Pour ma part, j’estime que cette affaire n’est pas mûre. Pourquoi ne pas attendre, dans la mesure où le professeur Cotte s’est vu confier la mission de réfléchir à une échelle des peines dans notre pays – et nous en avons besoin ! –, et cantonner la contrainte pénale au rôle que le Gouvernement entendait lui assigner, si tant est que le Parlement le décide, à savoir une peine se substituant à une peine d’emprisonnement, bien que je ne sois pas tout à fait favorable à une telle solution, pour empêcher la récidive ?
Mme la présidente. La parole est à M. Vincent Capo-Canellas, pour explication de vote.
M. Vincent Capo-Canellas. Madame la ministre, je reprendrai la formule de mon collègue François-Noël Buffet : une fois n’est pas coutume, nos vues convergent sur ce point avec celles du Gouvernement. Nous estimons en effet que les dispositions introduites par la commission étendraient trop largement la portée de la contrainte pénale. De plus, elles reviennent à tuer la notion d’expérimentation, de progressivité, de recherche d’alternative à la prison sans s’interdire de faire de la prison une option toujours possible.
La difficulté est bien celle-ci : comment faire un pas de plus après la loi pénitentiaire sans se priver aussi de la solution ultime de la prison ?
La liste des délits qui figure à cet article, même « délestée » du vol et du recel de vol – il faut donner acte au rapporteur d’avoir eu, ce matin, le courage et l’honnêteté de présenter cet amendement –, induit que, pour ces délits, le risque de la prison n’existe plus.
Sans doute faut-il considérer que l’emprisonnement est une sanction forte, qui n’est mise en œuvre que dans des cas extrêmes. Pour autant, s’en passer, c’est adresser un signal à des délinquants potentiellement multiréitérants, leur laissant espérer que, pour ces délits, ils ne risqueront jamais la prison !
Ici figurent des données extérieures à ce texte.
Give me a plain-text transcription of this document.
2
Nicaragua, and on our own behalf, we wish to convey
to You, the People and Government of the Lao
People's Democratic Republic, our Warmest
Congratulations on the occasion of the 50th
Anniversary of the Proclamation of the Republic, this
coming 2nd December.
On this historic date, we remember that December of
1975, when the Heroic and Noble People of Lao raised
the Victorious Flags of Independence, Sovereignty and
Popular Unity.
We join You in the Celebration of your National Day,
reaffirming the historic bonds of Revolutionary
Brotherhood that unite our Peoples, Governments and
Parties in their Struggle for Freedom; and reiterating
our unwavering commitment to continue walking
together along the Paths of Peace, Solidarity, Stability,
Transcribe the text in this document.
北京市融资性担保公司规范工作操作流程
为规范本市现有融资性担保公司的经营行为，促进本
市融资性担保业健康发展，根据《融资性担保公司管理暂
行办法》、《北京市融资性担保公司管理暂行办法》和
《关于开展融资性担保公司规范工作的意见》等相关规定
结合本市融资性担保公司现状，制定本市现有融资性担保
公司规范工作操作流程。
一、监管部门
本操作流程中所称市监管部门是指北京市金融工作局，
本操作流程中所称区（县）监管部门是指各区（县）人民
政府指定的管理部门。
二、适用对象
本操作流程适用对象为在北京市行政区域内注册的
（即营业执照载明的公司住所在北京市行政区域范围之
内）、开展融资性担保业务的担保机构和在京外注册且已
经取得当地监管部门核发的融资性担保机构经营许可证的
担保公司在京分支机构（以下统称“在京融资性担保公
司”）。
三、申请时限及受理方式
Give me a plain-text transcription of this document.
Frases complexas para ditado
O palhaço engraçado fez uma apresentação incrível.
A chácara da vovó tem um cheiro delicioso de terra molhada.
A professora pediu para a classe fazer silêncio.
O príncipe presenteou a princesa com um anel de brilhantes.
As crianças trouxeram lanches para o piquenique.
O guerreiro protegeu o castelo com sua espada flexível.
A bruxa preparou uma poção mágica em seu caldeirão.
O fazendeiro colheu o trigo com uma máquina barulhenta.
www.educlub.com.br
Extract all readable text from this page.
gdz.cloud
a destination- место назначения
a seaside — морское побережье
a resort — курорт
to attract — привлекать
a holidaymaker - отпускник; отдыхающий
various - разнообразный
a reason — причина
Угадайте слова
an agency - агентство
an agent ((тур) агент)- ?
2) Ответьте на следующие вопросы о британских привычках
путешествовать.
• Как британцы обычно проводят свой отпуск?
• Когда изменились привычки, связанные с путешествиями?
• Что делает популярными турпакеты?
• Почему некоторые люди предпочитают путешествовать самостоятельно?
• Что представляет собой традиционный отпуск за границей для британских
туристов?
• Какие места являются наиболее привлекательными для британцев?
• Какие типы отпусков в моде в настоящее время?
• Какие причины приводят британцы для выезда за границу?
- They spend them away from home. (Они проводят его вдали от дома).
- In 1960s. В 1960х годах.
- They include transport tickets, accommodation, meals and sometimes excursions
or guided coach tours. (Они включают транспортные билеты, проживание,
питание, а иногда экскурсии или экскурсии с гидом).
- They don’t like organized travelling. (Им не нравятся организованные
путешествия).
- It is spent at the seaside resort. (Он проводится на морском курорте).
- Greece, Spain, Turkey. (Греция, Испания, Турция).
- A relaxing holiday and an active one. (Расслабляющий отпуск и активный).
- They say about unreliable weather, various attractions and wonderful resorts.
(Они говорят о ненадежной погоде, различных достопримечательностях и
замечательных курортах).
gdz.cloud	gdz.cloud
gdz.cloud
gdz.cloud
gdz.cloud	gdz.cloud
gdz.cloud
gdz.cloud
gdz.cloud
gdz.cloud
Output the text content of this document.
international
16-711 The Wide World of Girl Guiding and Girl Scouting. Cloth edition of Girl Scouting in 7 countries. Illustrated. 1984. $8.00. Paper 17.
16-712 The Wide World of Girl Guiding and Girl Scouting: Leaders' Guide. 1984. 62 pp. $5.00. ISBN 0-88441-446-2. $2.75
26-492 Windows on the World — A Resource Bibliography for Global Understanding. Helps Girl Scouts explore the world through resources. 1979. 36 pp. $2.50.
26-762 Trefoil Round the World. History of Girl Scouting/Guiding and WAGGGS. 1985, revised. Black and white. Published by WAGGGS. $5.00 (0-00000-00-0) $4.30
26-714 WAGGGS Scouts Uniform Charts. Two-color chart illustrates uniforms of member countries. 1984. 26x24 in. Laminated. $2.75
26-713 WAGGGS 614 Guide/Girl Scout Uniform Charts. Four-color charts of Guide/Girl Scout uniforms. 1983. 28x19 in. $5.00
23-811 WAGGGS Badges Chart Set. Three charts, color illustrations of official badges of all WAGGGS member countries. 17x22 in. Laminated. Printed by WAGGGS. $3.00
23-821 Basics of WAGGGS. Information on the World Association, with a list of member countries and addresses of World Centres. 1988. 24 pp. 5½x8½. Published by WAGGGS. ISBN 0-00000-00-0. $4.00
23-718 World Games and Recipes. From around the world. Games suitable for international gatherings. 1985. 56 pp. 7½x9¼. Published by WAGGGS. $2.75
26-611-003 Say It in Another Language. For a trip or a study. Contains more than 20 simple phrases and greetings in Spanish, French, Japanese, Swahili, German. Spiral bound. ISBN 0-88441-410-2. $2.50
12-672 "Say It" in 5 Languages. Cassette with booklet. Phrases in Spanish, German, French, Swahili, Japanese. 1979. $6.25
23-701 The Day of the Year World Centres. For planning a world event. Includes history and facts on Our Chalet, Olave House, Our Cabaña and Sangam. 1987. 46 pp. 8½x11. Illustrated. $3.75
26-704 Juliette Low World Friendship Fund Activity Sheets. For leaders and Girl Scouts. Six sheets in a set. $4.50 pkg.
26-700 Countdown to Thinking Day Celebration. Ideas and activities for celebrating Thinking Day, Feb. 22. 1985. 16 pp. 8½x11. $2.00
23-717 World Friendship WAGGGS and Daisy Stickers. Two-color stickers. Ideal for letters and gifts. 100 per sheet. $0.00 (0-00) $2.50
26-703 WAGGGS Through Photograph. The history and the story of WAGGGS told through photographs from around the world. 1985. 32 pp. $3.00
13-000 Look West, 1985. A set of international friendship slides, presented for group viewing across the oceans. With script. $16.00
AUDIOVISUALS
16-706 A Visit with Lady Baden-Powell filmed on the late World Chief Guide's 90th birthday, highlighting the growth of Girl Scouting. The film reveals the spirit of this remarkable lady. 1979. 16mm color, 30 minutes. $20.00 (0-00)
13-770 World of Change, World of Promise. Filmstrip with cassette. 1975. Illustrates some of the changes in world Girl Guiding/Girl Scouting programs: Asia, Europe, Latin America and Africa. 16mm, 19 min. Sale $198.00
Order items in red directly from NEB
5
Pour les victimes, le signal est celui d’un abandon de la société. Elles auront le sentiment que le délit qu’elles auront subi ne sera pas suivi d’une réparation ou d’une sanction aussi forte que l’était la prison auparavant.
Si nous pouvons entendre qu’il faut développer des alternatives à la prison, en revanche, empêcher le juge, en fonction de la personnalité, d’individualiser la sanction et de choisir, selon les circonstances, soit la contrainte pénale soit l’emprisonnement, nous apparaît comme un signal manifestement excessif.
Sur ces sujets extrêmement difficiles et quelque peu passionnels, il nous faut faire preuve de pédagogie. Vous nous proposez, madame le garde des sceaux, de franchir un pas important, mais nous le dénaturerons si nous allons jusqu’à l’étape qui nous est proposée par le rapporteur.
Mme la présidente. La parole est à Mme Catherine Tasca, pour explication de vote.
Mme Catherine Tasca. Je voudrais dédramatiser le débat qui a lieu sur cet article 8 ter.
J’entends bien les interrogations et les inquiétudes exprimées par le Gouvernement, qui est dans son rôle, notamment quant à la compréhension de l’opinion s’agissant d’une réforme comme celle-ci.
Néanmoins, je ne crois pas que cet article marque une rupture avec la logique du texte que nous examinons. Il ne change pas la nature profonde de la contrainte pénale, d’autant que, vous l’avez dit vous-même, madame la ministre, la contrainte pénale est une peine, et une peine lourde.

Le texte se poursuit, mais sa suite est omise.